The application is written in Swift, though hopefully that doesn't matter ;)

What I'm trying to understand is whether the performance I'm seeing is expected when rendering quads like this (as opposed to a "proper" 3d scene), or whether some more advanced techniques are needed to get anwhere close to the advertised triangle throughputs. What do people think is likely the limiting bottleneck here?

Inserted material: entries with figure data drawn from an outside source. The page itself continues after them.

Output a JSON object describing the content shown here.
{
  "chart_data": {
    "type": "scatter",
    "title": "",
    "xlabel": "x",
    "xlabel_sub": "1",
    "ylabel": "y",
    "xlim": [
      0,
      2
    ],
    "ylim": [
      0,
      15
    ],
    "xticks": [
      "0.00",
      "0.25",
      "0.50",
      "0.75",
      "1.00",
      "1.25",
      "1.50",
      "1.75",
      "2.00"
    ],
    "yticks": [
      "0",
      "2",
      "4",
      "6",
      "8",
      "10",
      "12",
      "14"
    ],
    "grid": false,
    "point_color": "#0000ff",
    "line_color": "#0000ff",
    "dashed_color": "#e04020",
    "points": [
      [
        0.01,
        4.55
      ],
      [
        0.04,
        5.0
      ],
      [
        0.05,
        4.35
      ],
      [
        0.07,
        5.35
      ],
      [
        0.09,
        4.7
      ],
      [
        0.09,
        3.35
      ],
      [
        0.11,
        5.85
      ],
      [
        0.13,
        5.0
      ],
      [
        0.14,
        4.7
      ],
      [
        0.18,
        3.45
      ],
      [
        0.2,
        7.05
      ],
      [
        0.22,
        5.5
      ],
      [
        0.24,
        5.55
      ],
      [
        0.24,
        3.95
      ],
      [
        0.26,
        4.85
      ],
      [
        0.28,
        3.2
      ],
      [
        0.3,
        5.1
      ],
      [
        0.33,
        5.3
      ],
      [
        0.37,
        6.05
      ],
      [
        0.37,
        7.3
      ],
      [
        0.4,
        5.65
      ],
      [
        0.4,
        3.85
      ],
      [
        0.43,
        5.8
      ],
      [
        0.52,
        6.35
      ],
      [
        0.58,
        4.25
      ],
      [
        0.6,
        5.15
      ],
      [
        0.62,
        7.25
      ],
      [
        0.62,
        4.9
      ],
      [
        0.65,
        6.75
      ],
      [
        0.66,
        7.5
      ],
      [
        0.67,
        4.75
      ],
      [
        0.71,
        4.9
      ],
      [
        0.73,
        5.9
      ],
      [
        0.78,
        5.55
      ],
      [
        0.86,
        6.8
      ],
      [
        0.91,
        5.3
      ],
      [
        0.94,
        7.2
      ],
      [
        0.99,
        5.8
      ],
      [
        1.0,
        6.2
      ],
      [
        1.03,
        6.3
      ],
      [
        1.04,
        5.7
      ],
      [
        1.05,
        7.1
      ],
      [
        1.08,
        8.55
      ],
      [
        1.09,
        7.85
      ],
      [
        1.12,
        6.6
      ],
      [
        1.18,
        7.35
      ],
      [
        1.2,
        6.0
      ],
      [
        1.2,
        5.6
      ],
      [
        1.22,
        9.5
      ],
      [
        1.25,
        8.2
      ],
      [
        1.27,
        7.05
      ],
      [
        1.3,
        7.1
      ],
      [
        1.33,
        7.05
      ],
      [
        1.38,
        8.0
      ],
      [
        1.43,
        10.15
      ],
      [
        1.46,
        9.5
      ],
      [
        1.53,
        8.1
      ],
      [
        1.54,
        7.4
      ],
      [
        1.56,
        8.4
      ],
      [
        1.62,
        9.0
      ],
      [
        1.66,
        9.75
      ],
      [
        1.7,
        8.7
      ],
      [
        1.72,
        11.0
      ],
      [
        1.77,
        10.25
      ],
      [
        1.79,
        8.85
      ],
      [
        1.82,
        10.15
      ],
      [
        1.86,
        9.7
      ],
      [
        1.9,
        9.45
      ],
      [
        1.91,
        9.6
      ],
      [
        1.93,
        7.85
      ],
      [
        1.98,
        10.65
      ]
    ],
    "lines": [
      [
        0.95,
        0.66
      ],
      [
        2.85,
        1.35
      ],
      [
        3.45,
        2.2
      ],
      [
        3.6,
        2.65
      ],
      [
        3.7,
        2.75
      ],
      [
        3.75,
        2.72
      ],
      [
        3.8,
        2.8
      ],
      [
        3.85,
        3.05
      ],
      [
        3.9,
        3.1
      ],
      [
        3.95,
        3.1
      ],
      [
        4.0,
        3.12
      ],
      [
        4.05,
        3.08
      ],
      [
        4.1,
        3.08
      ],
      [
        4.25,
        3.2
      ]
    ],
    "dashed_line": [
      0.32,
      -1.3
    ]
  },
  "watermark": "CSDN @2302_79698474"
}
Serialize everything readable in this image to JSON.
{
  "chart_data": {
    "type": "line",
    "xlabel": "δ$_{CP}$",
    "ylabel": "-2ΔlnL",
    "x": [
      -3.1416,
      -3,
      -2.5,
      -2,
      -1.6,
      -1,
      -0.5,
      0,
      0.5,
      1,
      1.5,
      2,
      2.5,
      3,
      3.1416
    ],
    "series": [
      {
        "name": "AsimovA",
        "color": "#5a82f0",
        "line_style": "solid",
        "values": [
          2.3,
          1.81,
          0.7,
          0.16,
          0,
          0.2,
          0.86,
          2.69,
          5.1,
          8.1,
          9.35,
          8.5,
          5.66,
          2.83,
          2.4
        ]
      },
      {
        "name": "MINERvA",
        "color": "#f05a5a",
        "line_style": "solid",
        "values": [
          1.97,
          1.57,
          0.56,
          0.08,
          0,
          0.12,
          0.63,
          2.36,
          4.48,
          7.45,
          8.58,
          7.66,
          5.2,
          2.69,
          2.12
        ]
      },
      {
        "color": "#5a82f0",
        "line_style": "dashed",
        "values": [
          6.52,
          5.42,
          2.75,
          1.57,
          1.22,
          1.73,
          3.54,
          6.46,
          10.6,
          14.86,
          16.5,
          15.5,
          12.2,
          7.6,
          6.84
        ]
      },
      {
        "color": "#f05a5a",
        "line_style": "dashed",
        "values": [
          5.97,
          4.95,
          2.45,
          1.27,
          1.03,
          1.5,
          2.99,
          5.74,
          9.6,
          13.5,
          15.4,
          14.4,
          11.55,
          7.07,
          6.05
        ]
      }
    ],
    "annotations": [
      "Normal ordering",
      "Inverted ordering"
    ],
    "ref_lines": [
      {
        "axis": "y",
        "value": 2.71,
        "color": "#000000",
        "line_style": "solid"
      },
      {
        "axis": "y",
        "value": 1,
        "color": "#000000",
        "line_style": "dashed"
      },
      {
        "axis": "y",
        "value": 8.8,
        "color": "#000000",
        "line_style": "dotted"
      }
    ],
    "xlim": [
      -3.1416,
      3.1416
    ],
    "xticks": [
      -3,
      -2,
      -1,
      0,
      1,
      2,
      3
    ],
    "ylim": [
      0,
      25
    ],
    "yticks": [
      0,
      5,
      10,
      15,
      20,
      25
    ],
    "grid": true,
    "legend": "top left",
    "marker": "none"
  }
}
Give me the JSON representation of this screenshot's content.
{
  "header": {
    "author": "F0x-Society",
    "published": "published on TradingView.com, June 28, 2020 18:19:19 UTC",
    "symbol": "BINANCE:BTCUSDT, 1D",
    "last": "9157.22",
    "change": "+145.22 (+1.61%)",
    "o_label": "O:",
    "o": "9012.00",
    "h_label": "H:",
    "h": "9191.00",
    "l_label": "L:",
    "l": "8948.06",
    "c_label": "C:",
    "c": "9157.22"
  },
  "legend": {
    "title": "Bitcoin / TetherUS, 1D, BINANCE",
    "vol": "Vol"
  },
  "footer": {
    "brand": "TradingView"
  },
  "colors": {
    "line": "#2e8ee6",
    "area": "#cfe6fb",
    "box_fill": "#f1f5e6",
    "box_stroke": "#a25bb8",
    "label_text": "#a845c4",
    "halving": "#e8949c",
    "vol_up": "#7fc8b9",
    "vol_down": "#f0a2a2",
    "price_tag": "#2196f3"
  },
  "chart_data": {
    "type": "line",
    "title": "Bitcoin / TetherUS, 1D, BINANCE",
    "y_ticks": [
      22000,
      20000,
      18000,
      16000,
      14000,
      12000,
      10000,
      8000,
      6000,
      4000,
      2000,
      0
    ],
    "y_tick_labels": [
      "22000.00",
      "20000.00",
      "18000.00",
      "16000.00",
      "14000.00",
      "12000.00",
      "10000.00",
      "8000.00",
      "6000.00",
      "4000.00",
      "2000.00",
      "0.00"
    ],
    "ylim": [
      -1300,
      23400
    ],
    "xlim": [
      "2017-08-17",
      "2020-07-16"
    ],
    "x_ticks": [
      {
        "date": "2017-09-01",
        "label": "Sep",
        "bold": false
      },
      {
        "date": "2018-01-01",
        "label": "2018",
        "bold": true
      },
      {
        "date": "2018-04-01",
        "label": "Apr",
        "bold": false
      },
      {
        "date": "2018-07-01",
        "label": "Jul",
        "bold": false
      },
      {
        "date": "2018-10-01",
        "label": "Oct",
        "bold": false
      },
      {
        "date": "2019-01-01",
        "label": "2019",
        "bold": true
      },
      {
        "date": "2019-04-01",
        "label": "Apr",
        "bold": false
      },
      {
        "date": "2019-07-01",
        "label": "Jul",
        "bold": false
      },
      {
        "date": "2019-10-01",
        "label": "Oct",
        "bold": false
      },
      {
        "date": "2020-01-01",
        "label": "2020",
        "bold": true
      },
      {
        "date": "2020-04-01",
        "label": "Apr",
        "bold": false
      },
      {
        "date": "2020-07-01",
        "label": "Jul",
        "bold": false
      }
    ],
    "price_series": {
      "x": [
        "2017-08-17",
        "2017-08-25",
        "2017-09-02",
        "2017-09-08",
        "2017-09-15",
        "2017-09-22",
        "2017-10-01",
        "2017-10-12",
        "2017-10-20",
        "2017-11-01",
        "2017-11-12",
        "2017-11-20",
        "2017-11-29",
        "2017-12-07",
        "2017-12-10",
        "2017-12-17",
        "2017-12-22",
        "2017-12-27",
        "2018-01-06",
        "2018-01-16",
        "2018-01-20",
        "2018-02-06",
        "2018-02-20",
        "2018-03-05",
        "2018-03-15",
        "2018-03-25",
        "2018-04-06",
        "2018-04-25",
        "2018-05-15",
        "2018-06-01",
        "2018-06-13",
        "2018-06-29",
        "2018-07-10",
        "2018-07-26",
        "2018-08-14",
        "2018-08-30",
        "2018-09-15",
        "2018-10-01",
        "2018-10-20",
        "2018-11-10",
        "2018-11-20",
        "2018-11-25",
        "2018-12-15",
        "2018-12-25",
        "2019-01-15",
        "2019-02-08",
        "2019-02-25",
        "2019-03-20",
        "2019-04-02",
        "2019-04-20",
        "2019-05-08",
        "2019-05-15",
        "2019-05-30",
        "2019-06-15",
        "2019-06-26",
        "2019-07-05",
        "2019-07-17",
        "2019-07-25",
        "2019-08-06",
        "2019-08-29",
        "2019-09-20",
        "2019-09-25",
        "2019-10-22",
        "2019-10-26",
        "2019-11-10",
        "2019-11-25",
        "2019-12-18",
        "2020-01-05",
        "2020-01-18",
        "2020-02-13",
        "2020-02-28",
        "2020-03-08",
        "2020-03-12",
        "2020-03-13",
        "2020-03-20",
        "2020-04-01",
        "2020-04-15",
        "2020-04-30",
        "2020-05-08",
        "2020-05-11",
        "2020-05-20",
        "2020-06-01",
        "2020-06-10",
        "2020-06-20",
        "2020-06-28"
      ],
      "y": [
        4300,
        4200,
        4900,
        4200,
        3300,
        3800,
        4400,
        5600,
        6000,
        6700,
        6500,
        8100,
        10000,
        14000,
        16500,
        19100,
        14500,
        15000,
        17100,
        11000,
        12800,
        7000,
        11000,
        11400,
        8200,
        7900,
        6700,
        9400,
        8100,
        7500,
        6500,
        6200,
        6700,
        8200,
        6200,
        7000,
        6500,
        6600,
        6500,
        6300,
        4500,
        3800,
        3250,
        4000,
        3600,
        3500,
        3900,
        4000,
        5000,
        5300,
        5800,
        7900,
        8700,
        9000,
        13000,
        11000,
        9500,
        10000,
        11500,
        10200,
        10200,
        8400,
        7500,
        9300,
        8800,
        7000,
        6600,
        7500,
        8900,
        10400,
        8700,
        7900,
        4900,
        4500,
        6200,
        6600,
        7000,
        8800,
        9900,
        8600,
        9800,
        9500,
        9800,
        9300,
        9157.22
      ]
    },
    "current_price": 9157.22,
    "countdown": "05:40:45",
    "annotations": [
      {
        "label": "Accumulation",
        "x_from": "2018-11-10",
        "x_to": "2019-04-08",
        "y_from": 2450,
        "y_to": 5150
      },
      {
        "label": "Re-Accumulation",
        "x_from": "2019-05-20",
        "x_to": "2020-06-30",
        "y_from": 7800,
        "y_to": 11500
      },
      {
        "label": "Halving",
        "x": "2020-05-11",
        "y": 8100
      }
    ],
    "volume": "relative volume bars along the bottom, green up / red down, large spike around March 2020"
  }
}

Also, if anyone knows any reason why this might be faster in OpenGL than in Metal (I haven't tried, and can't think of any reason), then I'd love to hear it as well.

Thanks

Edit: adding shader code.

vertex float4 vertex_shader(
        const constant float2* vertex_array [[ buffer(0) ]],
        const device QuadState* quads [[ buffer(1) ]],
        constant const Parms& parms [[ buffer(2) ]],
        unsigned int vid [[ vertex_id ]],
        unsigned int iid [[ instance_id ]] )
{
    float2 v = vertex_array[vid]*0.5f;

    v += quads[iid].position;

    // ortho cam and projection transform
    v += parms.cam.position;
    v *= parms.cam.zoom * parms.proj.scaling;

    return float4(v, 0, 1.0);
}


fragment half4 fragment_shader()
{
    return half4(0.773,0.439,0.278,0.4);
}
1
Can you show us your vertex layout/descriptor and your shader code? In a sample app I have here, I can hit 150ktris per frame on an iPad mini 2, and >300ktris/frame on an iPhone 6. My triangles have an average coverage of 2 pixels a piece.warrenm
Sure thing, I added the shader code above. I don't explicitly set a vertex layout. I've also noticed that it matters a lot for the Tiler how much of the screen is covered by quads (I expected this to matter for the fragment stage, but was surprised to see it influence the vertex stage so much..guess it's a tile caching effect). That is, concentrating all the quads in a small area of the screen rather than uniformly distributing them all over the place improves perf a lot, and then I can hit >100k triangles as well. Perhaps that's how they get to >1M: small objects with very high tri count..lespalt
Yeah, the tiler has a lot to do with it. Most of these tiny triangles will only hit a single tile, and the fewer tiles that have to be moved onto the GPU, the less the tiler overhead will be. FWIW, I don't see anything flagrantly wrong with your shader.warrenm

1 Answers

1
votes

Without seeing your Swift/Objective-C code I cannot be sure, but my guess is you are spending too much time calling your instancing code. Instancing is useful when you have a model with hundreds of triangles in it, not for two.

Try creating a vertex buffer with 1000 quads in it and see if the performance increases.